To run checks on your data like a test suite, use check_dataset(). check_dataset()
runs the relevant check on each matching Darwin Core column and returns a summary of the
results, along with any error messages returned by those checks.
>>> df = pd.DataFrame({
... 'latitude': [-35.310, "-35.273"], # deliberate error for demonstration purposes
... 'longitude': [149.125, 149.133],
... 'date': ["14-01-2023", "15-01-2023"],
... 'individualCount': [0, 2],
... 'species': ["Callocephalon fimbriatum", "Eolophus roseicapilla"],
... 'country': ["AU", "AU"],
... 'occurrenceStatus': ["present", "present"],
... })
>>> corella.check_dataset(occurrences=df)

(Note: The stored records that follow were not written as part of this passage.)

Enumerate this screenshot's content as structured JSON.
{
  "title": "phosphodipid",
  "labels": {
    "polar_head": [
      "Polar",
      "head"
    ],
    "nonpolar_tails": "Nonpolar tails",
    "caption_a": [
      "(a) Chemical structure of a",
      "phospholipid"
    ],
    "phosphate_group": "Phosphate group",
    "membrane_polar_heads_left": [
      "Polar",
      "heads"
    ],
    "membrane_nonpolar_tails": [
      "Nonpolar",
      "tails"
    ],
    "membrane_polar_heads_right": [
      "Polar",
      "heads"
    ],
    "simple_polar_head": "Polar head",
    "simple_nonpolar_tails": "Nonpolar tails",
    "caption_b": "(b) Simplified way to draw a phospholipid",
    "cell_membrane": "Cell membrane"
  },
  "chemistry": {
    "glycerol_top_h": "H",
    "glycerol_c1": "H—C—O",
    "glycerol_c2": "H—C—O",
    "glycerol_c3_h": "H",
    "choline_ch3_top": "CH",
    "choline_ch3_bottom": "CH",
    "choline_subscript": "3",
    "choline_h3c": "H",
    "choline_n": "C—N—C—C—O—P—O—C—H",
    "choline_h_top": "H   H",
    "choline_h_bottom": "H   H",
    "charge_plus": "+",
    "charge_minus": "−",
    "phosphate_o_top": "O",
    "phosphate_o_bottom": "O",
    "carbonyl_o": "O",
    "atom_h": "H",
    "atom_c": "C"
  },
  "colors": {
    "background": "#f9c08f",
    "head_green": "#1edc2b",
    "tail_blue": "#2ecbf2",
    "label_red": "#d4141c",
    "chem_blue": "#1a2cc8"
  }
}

Checking 1 column(s): individualCount
Checking 1 column(s): occurrenceStatus
Checking 1 column(s): country
Checking 0 column(s):
Checking 1 column(s): occurrenceStatus
Number of Errors Pass/Fail Column name
------------------ ----------- ----------------
0 ✓ individualCount
1 ✗ country
1 ✗ occurrenceStatus
══ Results ════════════════════════════════════════════════════════════════════════════════════════════════════════════════════════════════════════════════
Errors: 2 | Passes: 1
✗ Data does not meet minimum Darwin core requirements
Use corella.suggest_workflow()
── Error in country ────────────────────────────────────────────────────────────────────────────────────────────────────────────────────────────────────────
Some of your country are incorrect. Accepted values are found on Wikipedia: https://en.wikipedia.org/wiki/ISO_3166-1_alpha-2
── Error in occurrenceStatus ────────────────────────────────────────────────────────────────────────────────────────────────────────────────────────────────────────
Some of your individual counts are 0, yet the occurrence status is set to present. Please change occurrenceStatus to ABSENT
The goal of check_dataset() is to make running many checks more efficient, and
to cater to users who prefer a test-suite-like workflow.